To report bugs or feature requests, please visit the Github issue
tracker [here](https://github.com/zachariahmclean/trace/issues). For
assistance or any other inquires, contact [Zach
McLean](mailto:zmclean@mgh.harvard.edu?subject=%5BGitHub%5D%20trace).

If you use this package, please cite
[this](https://www.nature.com/articles/s41467-024-47485-0) paper for
now.

# How to use the package

Either you can use the code described below, or our [Shiny
app](https://traceshiny.mgh.harvard.edu/app/traceShiny) to use an
interactive non-coding version.

In this package, each sample is represented by an R6 ‘fragments’ object,
which are organized in lists. You usually don’t need to interact with
the objects directly. If you do, the attributes of the objects can be
accessed with \$.

There are several important factors to a successful repeat instability
experiment and things to consider when using this package:

- (required) Each sample has a unique id, usually the file name

- (optional) Baseline control for your experiment. For example,
  specifying a sample where the modal allele is the inherited repeat
  length (eg a mouse tail sample) or a sample at the start of a
  time-course experiment. This is indicated with a `TRUE` in the
  `metrics_baseline_control` column of the metadata. Samples are then
  grouped together with the `metrics_group_id` column of the metadata.
  Multiple samples can be `metrics_baseline_control`, which can be
  helpful for the average repeat gain metric to have a more accurate
  representation of the average repeat at the start of the experiment.
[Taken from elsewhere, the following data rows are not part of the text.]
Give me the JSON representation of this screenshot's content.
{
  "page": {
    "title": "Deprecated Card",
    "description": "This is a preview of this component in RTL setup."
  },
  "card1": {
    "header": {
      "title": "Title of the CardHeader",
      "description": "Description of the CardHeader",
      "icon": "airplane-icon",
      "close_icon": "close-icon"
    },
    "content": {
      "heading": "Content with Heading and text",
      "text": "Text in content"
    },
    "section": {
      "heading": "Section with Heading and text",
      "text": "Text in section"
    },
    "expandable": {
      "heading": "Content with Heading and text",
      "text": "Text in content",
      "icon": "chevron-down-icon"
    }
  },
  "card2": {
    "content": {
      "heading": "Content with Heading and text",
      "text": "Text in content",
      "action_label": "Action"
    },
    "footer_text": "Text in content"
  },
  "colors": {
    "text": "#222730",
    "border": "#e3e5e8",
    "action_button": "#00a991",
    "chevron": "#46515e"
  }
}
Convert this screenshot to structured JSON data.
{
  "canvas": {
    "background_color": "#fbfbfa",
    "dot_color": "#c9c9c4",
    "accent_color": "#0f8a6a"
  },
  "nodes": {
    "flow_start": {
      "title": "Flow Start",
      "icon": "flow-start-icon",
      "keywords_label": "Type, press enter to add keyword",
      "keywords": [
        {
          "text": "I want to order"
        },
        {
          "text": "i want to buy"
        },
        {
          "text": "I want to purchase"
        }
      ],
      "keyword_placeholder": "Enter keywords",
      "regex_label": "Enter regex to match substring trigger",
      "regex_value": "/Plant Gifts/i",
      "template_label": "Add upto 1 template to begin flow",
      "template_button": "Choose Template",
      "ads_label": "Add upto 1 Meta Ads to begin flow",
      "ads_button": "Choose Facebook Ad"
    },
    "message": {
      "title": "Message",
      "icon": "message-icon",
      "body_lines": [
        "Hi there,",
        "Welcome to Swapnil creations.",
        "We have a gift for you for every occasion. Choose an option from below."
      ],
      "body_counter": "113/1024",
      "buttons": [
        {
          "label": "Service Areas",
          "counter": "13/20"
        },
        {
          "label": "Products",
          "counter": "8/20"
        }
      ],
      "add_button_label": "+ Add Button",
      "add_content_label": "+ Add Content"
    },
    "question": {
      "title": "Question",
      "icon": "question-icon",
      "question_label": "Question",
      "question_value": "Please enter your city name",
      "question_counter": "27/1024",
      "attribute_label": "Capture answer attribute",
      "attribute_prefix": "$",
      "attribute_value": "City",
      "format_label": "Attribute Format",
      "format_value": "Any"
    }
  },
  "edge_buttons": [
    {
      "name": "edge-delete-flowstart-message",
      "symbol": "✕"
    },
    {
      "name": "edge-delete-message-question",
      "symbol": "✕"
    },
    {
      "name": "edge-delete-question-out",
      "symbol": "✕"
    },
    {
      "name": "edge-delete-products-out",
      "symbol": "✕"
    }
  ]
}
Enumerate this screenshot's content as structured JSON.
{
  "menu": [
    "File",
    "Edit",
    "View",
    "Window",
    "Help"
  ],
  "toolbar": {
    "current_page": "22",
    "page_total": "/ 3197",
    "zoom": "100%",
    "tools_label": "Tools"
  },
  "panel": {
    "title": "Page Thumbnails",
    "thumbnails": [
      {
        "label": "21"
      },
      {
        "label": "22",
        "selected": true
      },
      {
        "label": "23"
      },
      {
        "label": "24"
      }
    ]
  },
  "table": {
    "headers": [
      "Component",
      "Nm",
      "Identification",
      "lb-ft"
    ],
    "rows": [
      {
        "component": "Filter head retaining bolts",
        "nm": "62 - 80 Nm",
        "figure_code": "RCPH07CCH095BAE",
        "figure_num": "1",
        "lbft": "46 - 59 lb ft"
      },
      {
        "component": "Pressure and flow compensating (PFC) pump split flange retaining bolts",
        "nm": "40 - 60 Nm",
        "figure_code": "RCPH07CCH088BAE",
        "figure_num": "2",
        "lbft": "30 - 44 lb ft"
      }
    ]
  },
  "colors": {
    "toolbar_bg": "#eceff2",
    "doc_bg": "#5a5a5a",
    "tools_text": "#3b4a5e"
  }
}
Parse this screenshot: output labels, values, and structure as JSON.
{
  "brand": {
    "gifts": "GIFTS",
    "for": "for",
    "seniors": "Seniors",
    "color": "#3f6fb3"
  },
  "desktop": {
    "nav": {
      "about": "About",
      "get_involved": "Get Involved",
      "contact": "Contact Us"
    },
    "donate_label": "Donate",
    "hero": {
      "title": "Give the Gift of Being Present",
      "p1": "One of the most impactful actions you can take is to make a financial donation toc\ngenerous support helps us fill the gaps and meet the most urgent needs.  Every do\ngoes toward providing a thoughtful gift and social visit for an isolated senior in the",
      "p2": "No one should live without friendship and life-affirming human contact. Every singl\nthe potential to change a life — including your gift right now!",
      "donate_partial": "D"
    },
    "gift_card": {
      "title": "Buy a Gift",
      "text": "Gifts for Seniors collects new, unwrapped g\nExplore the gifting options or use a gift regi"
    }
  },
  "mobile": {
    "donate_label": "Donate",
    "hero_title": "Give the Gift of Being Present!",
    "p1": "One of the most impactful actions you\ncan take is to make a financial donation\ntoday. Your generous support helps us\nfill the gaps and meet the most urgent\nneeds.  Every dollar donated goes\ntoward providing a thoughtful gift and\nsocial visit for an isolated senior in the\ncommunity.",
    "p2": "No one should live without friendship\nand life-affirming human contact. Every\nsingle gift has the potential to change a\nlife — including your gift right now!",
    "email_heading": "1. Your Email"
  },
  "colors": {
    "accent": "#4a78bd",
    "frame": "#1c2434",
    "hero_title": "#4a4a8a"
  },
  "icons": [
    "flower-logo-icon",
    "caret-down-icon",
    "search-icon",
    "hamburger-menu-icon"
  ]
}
- (optional) Batch or repeat length correction for systematic batch
  effects that occur with repeat-containing amplicons in capillary
  electrophoresis.

  - Repeat containing amplicons do not run linearly with internal ladder
    sizes in capillary electrophoresis resulting is an underestimation
    of repeat length if you just convert from base-pair size. These
    differences are not always consistent across runs which can result
    in batch effects in the repeat size. So, if the repeat length is to
    be directly compared for samples from different runs, this batch
    effect needs to be corrected. This is only relevant when the
    absolute size of a amplicons are compared for grouping metrics as
    described above (otherwise instability metrics are all relative and
    it doesn’t matter that there’s systematic batch effects across
    runs), when plotting traces from different runs, or if an accurate
    repeat length is desired.

  - There are two main correction approaches that are somewhat related:
    either ‘batch’ or ‘repeat’ in `call_repeats()`. Batch correction is
    relatively simple and just requires you to link samples across
    batches by indicating them from metadata. But even though the repeat
    size that is return will be precise, it will not be accurate and
    underestimates the real repeat length. By contrast, repeat
    correction can be used to accurately call repeat lengths (which also
    corrects the batch effects). However, the repeat correction will
    only be as good as your sample(s) used to call the repeat length, so
    this can a challenging and advanced feature. You need to use a
    sample that reliably returns the same peak as the modal peak, or you
    need to be willing to understand the shape of the distribution and
    manually validate the repeat length of each control sample for each
    run.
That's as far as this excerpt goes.